Colwyn Bay - Drugs needle exchange vending machine opposition in Colwyn Bay

ast Updated: Wednesday, 21 November 2007, 12:04 GMT 
Drugs needle exchange opposition
Colwyn Bay town centre
Businesses in Colwyn Bay fear they would suffer loss of trade
Businesses could be hit if a plan for a needle exchange machine at the back of a town's police station is given the go-ahead, an inquiry has been told.Conwy councillor Chris Hughes said there was widespread opposition to the machine at Colwyn Bay with 400 people signing a petition.
Alan Evans, for North Wales Police, acknowledged the plan had an element of the fear of the unknown about it.
The inquiry at Llandudno finished on Wednesday.

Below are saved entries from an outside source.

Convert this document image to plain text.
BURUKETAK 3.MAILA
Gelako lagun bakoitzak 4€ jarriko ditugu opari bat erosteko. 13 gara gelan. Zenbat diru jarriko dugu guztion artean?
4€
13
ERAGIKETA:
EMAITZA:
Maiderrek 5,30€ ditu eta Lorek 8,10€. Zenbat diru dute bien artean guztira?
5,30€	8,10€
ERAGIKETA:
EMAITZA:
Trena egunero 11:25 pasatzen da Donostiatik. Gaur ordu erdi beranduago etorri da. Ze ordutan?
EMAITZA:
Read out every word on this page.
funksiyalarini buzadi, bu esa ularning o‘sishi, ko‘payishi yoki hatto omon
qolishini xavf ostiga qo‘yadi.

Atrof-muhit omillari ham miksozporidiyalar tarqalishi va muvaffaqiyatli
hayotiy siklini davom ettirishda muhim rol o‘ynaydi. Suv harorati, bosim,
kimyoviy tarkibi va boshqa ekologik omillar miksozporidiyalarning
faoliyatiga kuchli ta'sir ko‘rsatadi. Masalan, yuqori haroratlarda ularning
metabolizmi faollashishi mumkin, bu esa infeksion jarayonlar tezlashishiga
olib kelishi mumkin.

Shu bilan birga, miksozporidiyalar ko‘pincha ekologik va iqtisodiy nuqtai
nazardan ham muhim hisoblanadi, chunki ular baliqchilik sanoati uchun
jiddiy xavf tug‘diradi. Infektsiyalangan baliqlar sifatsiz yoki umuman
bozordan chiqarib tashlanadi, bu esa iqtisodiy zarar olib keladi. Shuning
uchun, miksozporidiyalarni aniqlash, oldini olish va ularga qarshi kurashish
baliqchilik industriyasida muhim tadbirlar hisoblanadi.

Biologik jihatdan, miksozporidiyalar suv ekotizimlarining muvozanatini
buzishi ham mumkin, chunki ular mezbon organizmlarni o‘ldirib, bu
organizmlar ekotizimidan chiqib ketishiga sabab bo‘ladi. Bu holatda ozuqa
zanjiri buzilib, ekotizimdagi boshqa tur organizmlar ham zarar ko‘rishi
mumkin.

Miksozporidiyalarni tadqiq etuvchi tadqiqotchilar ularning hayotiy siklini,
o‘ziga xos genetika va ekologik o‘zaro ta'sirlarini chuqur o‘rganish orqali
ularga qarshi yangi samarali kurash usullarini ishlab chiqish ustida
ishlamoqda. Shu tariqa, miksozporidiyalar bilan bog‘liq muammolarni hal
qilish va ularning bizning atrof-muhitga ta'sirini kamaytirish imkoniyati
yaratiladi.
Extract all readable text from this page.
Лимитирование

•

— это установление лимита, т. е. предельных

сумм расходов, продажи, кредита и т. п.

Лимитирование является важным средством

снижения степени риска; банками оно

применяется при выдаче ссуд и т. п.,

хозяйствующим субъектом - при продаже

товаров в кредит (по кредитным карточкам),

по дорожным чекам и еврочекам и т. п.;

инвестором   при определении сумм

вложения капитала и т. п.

Sixty three letters of objection have also been lodged against the plan.
The inquiry was told the county of Conwy has 372 registered drug users who use needles to inject class A drugs like heroin and amphetamine.
 I would not park my car in the area for fear it would be broken into 
Chris Hughes, Conwy councillor
It was hoped that the machine would cut down on the number of addicts who contract blood borne diseases, like HIV and Hepatitis B and C through sharing needles, and other drug paraphernalia.
Several pharmacies provide a needle exchange service in the area, but North Wales Police wants to providing a vending machine for registered addicts to collect needles, and to dispose of old ones safely.
Conwy council's planning committee rejected the planning application earlier this year.
The council said the exchange would impact on the amenities in the area around the police station - where there is a theatre, youth club and an education centre used by vulnerable young people on the edge of a busy car park.
They also said there was a fear there would be an increase in anti-social behaviour and that the location was inappropriate because it was part of the Colwyn Bay conservation area.
Mr Hughes told the inquiry: "I would not park my car in the area for fear it would be broken into."
'Strong feelings'
Alan Evans, the legal counsel for North Wales Police, asked Mr Hughes to provide hard factual evidence to back up his claims that crime would increase.
"We would readily concede that drug-related issues can raise strong feelings," he said.
"A proposal for the first needle and syringe dispensing machine in the whole of the UK has an element of the fear of the unknown about it.
But he added: "What we propose is a beneficial facility. The proposal will not give rise to any demonstrable harm."
The hearing is expected to end on Wednesday afternoon but the planning inspector's report will not be ready until the New Year.
However, Conwy council has already said that they control the right of way to the site at the back of Colwyn Bay police station, and they would not allow access to a needle vending machine there.